Le rouge de ma robe se répand sur mes joues et l'excitation intense mêlée de passion, que je ressens incompréhensiblement pour son mari, et que j'ai peur de ne plus pouvoir réussir à cacher, se meut en une peur qui me tord le ventre.


Je prends une grande respiration pour apaiser mon être ébranlé, et concentre toute mon attention sur la belle bouteille bleue Bombay Saphire que je saisis en essayant de ne pas trembler, écoute le bruit du liquide qui remplit le verre carré, ajoute le Tonic, un soupçon de citron, et me retourne en ayant rassemblé tout mon courage.


Je la regarde d'un sourire franc, droit dans les yeux, en lui tendant son verre. Je réussis à me reprendre. Elle ne sait rien, ne te trahis pas.


Nous trinquons et buvons ensemble en partageant des ragots sur des connaissances communes. James nous rejoint, si élégant dans son costume gris irisé, parfaitement détendu, d'humeur joyeuse.


Nous ouvrons la porte fenêtre pour allumer nos cigarettes sur la terrasse dans l'air frais de la nuit qui vient de tomber. Nous rions, buvons, fumons. Je les vois échanger des regards complices et je me trouve bête d'avoir eu peur quelques dizaines de minutes plus tôt.


Sur le point de nous laisser seuls un instant pour aller chercher son sac à main laissé dans sa chambre, elle écrase sa cigarette dans le cendrier en se penchant entre nous, puis fait mine de partir, mais revient sur ses pas juste avant de passer la porte de la véranda.


Elle se plante devant moi, une étrange lueur brillant dans ses yeux, et sans que je ne puisse le prévoir, m'embrasse sur la bouche en emprisonnant mon visage entre ses deux mains, sans violence, mais avec détermination, et presque une certaine tendresse.


Il ne réagit pas. Mes yeux sont fermés mais rien ne bouge autour de nous, je ne sens que la douceur de sa langue sur la mienne, puis très vite, nos corps s'écartent. Je la regarde, interloquée. Elle a l'air satisfait. Je ne sais pas ce qui me sidère le plus, son geste, ou le fait que je me sois laissée embrasser, presque avec plaisir. Quelque chose de malsain qui me repousse et m'excite.

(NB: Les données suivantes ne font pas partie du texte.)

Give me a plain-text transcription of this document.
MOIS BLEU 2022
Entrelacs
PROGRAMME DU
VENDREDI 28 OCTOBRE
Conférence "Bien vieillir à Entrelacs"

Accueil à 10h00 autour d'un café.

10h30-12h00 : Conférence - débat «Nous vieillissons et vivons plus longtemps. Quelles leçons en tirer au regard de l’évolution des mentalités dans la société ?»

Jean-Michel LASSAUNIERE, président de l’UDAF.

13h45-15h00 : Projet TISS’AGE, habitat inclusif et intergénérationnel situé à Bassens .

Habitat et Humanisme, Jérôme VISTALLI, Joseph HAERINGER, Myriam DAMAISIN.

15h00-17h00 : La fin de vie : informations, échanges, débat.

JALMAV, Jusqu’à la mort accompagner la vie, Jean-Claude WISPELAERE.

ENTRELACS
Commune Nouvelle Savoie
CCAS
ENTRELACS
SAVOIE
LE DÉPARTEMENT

Lui est comme hypnotisé, il ne dit rien, regarde la scène fasciné, préfère ne pas attirer l'attention sur lui peut-être. Mais elle l'ignore, et toujours les yeux ancrés dans les miens, comme pour sonder mon âme en profondeur, elle me dit le plus calmement du monde : " Je voulais juste savoir ce que ça lui fait de t'embrasser. " Puis elle quitte la véranda et disparaît dans la maison, d'un pas si léger que je me demande si je n'ai pas rêvé.


Philippe arrive à ce moment-là, nous empêchant James et moi d'échanger sur ce qui vient de se passer autrement que par un regard interrogateur, qui reste en suspend dans l'air, comme une menace.